A senior Pakistani intelligence official
said Mr. Farooq was in charge
of dealing with foreign suppliers at the Khan laboratory, run by Dr.
Khan until he was forced into retirement partly at American
insistence in the spring of 2001. At the laboratory, where
much of
the work was done that led to Pakistan's successful nuclear tests
in
1998 and its deployment of dozens of nuclear weapons, Mr. Chohan was
in charge of metallurgical research, according to senior Pakistani
officials.
Contacted by telephone last week,
relatives of Mr. Farooq said he was
still being questioned. Mr. Chohan's family said Sunday that Mr.
Chohan had been released and was at home.
Pakistani officials have insisted
in that if their scientists and
engineers had done anything wrong, it was without government approval.

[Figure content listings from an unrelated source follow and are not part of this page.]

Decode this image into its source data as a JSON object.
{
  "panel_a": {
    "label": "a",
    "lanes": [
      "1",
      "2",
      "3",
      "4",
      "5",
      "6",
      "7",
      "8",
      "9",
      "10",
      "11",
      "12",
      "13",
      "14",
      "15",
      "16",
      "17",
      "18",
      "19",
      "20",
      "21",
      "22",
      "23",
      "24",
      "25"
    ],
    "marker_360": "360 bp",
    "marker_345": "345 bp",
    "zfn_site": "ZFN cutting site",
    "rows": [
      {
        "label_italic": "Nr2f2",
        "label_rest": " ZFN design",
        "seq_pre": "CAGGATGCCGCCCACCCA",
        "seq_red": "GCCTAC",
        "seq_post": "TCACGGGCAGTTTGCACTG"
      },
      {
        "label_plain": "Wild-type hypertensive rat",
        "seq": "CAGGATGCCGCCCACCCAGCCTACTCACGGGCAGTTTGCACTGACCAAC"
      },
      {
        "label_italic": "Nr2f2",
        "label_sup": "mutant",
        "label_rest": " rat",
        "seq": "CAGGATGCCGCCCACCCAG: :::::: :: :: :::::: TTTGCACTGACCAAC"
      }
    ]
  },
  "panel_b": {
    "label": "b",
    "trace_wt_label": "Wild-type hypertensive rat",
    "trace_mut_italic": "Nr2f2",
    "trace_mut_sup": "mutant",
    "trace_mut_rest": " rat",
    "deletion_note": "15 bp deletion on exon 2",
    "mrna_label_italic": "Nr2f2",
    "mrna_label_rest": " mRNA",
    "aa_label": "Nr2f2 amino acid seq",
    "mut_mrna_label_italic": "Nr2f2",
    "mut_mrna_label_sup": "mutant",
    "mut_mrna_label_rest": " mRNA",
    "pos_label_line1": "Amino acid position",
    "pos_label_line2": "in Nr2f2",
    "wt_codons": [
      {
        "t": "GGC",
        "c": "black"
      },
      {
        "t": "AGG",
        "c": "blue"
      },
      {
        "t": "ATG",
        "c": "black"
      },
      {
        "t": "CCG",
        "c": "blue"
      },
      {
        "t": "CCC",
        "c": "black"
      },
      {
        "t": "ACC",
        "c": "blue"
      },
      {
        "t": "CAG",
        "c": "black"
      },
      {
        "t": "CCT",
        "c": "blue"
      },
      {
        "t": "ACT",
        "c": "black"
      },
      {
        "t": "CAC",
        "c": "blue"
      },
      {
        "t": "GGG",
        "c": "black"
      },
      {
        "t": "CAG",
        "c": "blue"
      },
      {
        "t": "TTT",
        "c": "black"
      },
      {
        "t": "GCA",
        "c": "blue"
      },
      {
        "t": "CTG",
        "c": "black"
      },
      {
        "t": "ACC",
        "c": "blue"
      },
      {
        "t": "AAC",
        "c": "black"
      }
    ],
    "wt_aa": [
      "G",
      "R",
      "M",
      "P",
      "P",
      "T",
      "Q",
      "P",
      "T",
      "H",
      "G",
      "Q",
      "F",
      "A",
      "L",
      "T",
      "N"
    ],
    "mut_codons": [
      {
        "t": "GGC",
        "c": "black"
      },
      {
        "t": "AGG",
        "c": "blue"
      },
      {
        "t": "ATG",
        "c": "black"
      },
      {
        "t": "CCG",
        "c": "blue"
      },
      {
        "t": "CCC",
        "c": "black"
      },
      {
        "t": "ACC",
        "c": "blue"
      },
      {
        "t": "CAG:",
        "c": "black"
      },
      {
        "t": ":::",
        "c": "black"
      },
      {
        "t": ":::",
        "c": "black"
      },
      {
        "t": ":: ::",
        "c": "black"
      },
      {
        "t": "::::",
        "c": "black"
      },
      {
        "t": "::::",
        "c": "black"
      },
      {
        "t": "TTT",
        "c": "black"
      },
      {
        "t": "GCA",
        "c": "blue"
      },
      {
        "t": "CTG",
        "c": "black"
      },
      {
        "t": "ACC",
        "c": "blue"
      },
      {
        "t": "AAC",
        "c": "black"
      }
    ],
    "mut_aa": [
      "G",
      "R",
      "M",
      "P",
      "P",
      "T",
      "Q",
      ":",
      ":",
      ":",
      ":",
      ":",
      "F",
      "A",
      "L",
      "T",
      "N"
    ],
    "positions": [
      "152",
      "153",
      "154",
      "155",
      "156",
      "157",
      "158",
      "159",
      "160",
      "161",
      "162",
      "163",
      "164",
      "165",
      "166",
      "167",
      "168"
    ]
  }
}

They said their bank accounts and real estate holdings were also being
investigated. A senior Bush administration official, while declining
to comment on what was learned when Pakistani officials questioned
the
men, said that all three had been "well known to our intelligence
folks." Another official said the United States had steered Pakistani
officials to the three, in hopes it would further pressure Dr. Khan.
Dr. Khan declined several requests
in November for an interview,
routed through his secretary and his official biographer, Zahid Malik.
However, Mr. Malik relayed a statement from Dr. Khan that he had never
traveled to Iran. "He said, `I have never been there in my life.'
" A
European confidante of Dr. Khan's, who spoke on the condition of
anonymity, said the Pakistani scientist put the blame for transfers
on
a Middle Eastern businessman who he said was supplying Pakistan with
centrifuge parts and, on his own, double-ordered the same components
to sell to Iran. "There is evidence he is innocent," the
confidante
said of Dr. Khan in an interview. "I don't think he is lying,
but not
perhaps telling the whole truth."
Iran has insisted that all of its
centrifuges were built purely for
peaceful purposes, and last week it signed an agreement to allow
deeper inspections.
But for 18 years Iran hid the centrifuge
operations from the agency's
inspectors.
In Pakistan, the disclosure of the
investigation is already
complicating the political position of General Musharraf, who narrowly
escaped an assassination attempt a week ago. An alliance of hard-line
Islamic political parties has already assailed him for questioning
the
scientists, saying the inquiry shows he is a puppet of the United
States.
Any attack on Dr. Khan, hailed as
the creator of the first "Islamic
bomb," is likely to be seized by the Islamist parties as a major
political issue. Many Pakistanis opposed the American-led invasions
of
Afghanistan and Iraq, as well as what is seen as the United States'
one-sided support of Israel. Many also perceive the United States
as
trying to dominate the Muslim world and through pressure on
the
nuclear scientists, to contain its power.
While General Musharraf was responsible
for sidelining Dr. Khan nearly
three years ago, he has also praised him. When the nuclear and
military establishments of Pakistan gathered for a formal dinner early
in 2001 to honor Dr. Khan's retirement, General Musharraf described
him this way, according to a transcript of his speech in a Pakistani
archive: "Dr. Khan and his team toiled and sweated, day and night,
against all odds and obstacles, against international sanctions and
sting operations, to create, literally out of nothing, with their
bare
hands, the pride of Pakistan's nuclear capability."